Florida highway safety a top priority for federal government

National Transportation Safety Board (NTSB) chairperson Debbie Hersman recently met with a group of editors from the Tallahassee Democrat to discuss the agency’s concerns about the high rate of serious and fatal car accidents in Florida. Child safety sits atop her agenda for positive highway safety changes she’d like to help bring to the Sunshine State.

Older child booster-seat laws are needed in Florida

Hersman is concerned that Florida has no booster-seat requirements for children under the age of eight who no longer use car seats for infants and toddlers. While 47 states have enacted booster-seat laws in conformity with the NTSB’s recommendations, Hersman sees Florida’s failure to pass such a law as a serious shortcoming in the protection of Florida’s youngest passengers.
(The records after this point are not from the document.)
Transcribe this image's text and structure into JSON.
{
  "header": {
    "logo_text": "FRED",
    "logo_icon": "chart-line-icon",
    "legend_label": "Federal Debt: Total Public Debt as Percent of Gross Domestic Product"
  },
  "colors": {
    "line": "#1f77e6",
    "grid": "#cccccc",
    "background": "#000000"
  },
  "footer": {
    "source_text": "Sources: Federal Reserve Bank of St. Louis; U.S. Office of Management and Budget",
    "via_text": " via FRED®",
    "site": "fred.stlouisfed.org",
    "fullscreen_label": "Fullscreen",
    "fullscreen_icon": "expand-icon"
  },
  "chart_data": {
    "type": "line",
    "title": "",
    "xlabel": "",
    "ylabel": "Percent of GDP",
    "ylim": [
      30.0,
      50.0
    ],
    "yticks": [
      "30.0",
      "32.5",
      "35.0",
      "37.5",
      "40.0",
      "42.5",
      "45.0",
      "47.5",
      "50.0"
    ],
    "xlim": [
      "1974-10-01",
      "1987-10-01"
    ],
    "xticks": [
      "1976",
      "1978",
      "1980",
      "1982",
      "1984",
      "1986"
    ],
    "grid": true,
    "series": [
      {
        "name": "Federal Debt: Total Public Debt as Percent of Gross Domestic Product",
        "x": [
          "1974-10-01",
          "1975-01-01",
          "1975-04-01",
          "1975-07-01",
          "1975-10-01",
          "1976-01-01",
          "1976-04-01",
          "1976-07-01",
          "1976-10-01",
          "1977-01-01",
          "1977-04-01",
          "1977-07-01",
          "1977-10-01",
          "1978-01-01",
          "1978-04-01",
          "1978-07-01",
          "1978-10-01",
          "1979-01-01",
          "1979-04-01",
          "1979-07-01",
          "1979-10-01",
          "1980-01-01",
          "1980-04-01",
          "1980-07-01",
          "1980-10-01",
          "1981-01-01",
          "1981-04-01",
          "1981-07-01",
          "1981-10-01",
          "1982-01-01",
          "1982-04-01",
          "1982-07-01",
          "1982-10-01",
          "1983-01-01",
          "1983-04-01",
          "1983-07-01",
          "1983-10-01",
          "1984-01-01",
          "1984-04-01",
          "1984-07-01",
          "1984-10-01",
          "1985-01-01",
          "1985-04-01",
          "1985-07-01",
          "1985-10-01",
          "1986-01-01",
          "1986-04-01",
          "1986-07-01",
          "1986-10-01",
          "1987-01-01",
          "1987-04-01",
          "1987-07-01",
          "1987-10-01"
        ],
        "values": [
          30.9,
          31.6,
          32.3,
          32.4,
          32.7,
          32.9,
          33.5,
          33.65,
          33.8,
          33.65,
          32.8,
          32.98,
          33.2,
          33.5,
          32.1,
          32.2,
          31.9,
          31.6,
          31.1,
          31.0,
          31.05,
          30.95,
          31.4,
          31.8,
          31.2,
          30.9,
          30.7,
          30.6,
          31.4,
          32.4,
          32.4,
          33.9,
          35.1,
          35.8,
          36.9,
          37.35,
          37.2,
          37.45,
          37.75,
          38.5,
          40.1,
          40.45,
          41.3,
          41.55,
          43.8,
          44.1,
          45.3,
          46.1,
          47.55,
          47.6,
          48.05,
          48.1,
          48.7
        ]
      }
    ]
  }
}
Hersman is not only the chair of the NTSB, but also a certified child-safety-seat technician. She explains, “Seat belts are made for adults. They are not made for kids.” The chairwoman cited studies concluding that children without booster seats are more frequently the victims of neck and spinal cord injuries than those who use them.

Also needed: Laws restricting teens from talking and texting while driving

Hersman also views teenage drivers as a segment of the population that could greatly benefit from the passage of new laws.

The NTSB advocates the creation of state laws that restrict teenage drivers from talking on cell phones or texting while driving. Car accidents remain the leading cause of death for people between 15 and 20 years of age, and safety advocates reason that inexperience becomes especially deadly when coupled with distractions.

Hersman believes that restricting the number of young passengers teen drivers can have in their vehicles could also significantly reduce motor vehicle fatalities on Florida’s highways. She hopes that Florida will see such requirements written into law during 2011.